We have a logbook at PPL which was kept aboard the Eunice H. Adams (sailed in 1887 out of Edgartown), captained by Martin. It is a relatively chatty log as these documents go. I’ve transcribed here the first entry and a longish entry in the middle, just for a taste.
October 16, 1887:
Took our anchor from port of New Bedford at 9 O’clock AM and shaped our course for sea with a company of 25 all told. At 12m [Noon] discharged the Pilot. Wind blowing strong from South west. At 3 O’clock PM kept off and steered for Tarpaulin cove. Came at anchor at 6 PM in eight fathoms of water. So ends this day.
Saturday June 22 :
Begins with a calm. At 1 PM a light breeze from the SW sprung up. At 3 PM sperm whales were raised [i.e., sighted] by John A. Chapman. The whales were going quick WSW. They were raised about 3 miles ahead of the vessel.
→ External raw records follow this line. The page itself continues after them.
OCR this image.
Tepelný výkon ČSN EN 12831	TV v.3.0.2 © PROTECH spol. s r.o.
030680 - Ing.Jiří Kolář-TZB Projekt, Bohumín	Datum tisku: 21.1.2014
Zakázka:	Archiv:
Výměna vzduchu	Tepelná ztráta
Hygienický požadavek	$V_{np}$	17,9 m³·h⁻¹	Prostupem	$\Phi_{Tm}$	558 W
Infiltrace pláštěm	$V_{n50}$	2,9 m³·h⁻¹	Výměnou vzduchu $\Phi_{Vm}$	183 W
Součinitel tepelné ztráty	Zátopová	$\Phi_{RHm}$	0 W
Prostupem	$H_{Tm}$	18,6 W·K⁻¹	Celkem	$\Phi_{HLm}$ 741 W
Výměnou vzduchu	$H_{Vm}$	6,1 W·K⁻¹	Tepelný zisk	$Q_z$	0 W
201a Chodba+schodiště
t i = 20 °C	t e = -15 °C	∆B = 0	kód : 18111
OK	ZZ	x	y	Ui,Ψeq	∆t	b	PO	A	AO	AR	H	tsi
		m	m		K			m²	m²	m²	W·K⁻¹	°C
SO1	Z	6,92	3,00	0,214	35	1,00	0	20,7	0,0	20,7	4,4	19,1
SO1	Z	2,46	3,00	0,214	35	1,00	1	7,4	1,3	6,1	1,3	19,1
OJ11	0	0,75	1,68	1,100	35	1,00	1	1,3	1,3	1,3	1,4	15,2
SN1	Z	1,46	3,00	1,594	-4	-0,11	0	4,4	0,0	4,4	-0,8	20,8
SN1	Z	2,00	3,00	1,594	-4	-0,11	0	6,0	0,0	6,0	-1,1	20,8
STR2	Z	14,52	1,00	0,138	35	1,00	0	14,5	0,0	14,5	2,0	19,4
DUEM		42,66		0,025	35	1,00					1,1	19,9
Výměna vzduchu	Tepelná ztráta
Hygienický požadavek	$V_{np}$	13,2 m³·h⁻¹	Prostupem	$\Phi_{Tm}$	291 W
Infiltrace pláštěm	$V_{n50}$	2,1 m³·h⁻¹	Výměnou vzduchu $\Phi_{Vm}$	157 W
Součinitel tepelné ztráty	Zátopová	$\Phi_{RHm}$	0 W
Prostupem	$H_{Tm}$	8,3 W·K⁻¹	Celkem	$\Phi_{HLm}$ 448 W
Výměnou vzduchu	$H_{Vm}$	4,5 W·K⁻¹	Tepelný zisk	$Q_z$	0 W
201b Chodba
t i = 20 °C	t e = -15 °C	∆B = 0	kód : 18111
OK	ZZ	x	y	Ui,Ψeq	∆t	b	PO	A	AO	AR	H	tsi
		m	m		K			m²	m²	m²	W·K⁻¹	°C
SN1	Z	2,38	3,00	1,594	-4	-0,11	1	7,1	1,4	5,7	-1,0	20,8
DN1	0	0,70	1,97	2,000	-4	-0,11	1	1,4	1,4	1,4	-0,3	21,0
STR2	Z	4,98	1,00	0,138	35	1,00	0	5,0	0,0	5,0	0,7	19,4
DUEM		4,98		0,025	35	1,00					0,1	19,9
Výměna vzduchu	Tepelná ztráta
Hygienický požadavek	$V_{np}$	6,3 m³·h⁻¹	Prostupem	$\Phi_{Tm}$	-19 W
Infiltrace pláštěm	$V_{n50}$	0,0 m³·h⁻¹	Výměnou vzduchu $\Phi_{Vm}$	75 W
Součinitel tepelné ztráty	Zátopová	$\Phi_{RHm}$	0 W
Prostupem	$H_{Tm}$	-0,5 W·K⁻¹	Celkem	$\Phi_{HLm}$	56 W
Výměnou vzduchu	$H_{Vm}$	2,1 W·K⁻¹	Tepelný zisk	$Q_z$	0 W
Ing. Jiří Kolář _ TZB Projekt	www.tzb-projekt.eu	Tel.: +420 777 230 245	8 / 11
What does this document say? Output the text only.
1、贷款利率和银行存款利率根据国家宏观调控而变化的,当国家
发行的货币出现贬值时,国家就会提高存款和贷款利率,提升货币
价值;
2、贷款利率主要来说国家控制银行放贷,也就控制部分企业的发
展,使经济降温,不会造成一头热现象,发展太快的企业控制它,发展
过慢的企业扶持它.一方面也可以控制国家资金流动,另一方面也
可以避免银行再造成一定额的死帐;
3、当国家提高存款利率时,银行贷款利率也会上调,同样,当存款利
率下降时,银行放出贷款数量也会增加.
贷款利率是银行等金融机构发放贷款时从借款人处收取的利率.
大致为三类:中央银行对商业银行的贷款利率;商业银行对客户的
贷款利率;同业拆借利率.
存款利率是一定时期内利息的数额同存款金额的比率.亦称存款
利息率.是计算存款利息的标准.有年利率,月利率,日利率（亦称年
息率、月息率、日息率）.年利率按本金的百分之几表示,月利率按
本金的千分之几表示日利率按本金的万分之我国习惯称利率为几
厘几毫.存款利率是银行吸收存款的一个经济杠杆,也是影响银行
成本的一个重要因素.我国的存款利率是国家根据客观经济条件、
Lowered the two port boats and pulled to the windward but could not head them off. When the boats were about four miles from the vessel more whales were seen from the brig on the lee bow. The Capt. Lowered the starboard boat but could not head off the whales. The other two boats set sail and went off to the leeward. The larboard boat got in ahead of one and tried to go on but the whale went down. Then the waist-boat went on to another and struck and was fast about five minutes when the iron drawed. Then the LB struck the same whale. Got the whale alongside at 9 PM. Later part very rainy and windy. Commenced cutting at day light. Sperm all round the vessel but the weather was too bad to lower. Finished cutting in at 9 O’clock. So ends this day.